The building that’s home to French Blue (which formerly housed Vanderbilt and Company) is co-owned by Rudd and Backen, and has become a place for the architect to work our some of the ideas that have been kicking around in his head. “It’s an aesthetic that I’ve been thinking about for years,” says Backen, “but I don’t know exactly where it comes from.”

Already the space, empty and still awaiting its furnishings (Backen’s wife, Lori, is handling the interior), feels warm and welcoming. The original exposed wood rafters certainly play some part in this, but so does the flow of the room, drawing you to the zinc-topped wrap-around bar in the center and back of the restaurant. Large front double hung windows let light pour in. Behind the bar the kitchen — the domain of chef/partner Philip Wang (who formerly served as executive chef at the Caneros Inn until 2005 and at Merriman’s in Maui and worked in the kitchens of Daniel in New York, Blackbird in Chicago and Jardniniére in San Francisco) — will be in open view. (Oh, and before you ask, no, the food will not be French.) The gallery space, which sits between the restaurant and Backen’s new offices, will surely breathe additional life into the space and add vibrancy. Regular shows are planned with open hours during the weekends for the public to come in through the separate entrance and check out the art by noted artists such as Matt Rogers (who will be among of the first to display works in the gallery space).

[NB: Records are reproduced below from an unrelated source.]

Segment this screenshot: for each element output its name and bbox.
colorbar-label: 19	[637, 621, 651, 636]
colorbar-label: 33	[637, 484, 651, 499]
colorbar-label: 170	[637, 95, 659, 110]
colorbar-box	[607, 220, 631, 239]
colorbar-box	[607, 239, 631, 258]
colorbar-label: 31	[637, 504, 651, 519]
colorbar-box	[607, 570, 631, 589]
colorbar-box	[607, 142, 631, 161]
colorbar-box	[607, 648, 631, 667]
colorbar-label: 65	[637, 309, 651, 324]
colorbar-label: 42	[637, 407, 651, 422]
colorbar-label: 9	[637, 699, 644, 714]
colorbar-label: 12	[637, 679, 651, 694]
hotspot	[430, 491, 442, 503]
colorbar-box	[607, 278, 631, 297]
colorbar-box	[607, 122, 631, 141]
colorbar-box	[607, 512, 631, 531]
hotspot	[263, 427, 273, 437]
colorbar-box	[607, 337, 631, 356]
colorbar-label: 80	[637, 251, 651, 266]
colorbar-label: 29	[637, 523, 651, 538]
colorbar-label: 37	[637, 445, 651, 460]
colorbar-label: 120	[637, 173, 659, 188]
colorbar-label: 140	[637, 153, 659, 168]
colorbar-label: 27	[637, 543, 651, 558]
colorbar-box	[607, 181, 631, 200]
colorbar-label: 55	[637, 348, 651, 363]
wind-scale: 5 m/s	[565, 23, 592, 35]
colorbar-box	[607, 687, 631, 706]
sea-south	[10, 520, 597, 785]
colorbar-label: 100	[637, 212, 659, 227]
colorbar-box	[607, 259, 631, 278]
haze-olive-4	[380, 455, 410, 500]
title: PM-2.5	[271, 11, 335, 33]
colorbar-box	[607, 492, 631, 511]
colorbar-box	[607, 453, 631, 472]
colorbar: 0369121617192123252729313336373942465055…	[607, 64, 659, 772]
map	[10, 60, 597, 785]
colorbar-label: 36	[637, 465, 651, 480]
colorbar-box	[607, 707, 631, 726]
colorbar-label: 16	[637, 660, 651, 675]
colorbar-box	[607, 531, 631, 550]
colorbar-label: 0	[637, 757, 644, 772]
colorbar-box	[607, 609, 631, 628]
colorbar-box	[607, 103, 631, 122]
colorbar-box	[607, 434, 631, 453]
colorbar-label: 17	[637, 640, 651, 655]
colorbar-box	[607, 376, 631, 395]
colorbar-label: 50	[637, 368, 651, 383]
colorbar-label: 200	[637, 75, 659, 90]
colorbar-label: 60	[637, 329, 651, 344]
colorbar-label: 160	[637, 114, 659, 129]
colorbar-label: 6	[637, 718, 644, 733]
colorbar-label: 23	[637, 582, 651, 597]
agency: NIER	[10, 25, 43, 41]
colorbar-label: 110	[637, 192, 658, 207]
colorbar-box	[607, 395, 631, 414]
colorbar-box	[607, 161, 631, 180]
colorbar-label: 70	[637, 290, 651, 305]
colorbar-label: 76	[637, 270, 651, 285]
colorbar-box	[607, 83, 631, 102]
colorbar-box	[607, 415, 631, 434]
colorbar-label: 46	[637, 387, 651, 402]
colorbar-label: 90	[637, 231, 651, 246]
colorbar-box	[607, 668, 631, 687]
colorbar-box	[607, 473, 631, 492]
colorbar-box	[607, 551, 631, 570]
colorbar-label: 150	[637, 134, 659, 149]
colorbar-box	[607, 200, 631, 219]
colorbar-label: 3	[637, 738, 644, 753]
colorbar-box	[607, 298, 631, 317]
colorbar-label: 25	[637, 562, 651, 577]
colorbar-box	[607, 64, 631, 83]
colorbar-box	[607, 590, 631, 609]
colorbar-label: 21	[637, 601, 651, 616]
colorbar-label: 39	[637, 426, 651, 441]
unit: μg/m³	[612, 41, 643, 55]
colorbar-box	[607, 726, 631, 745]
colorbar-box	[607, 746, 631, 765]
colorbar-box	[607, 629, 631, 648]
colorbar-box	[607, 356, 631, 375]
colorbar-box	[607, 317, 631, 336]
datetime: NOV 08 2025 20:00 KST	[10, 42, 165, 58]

The original facade is largely intact, but reinforced (as was much of the building) and pushed back 20 feet. That 20 feet has provided space for sidewalk seating under the big blue awning (a striking architectural feature) and behind a light garden wall. The frontage amounts to a café garden space overlooking main street, sure to be a sought-after space this summer and well into balmy fall nights (thanks to heated seating and a central fireplace).

The front doors in the center of the building when it was Vanderbilt and Company were a bright hue called French blue — the restaurant’s namesake. Originally Backen had intended to keep them there, but “they didn’t quite work,” he says. The new doors will be off the the sides slightly, but the old doors, in their familiar shade, will be incorporated into the interior. And therein lies the formula for the balance struck in the restaurant, in everything from the use of the old beams to hide the wiring to the name to the wine list: a little something borrowed, a little something new.

Opening this type of place is something Backen says he’s wanted for at least 15 years. “I kept thinking I wanted to do something that sort of ties things together,” he says. “Everyone wants to do ‘farm-to-table,’ but I wanted to take it a step further.”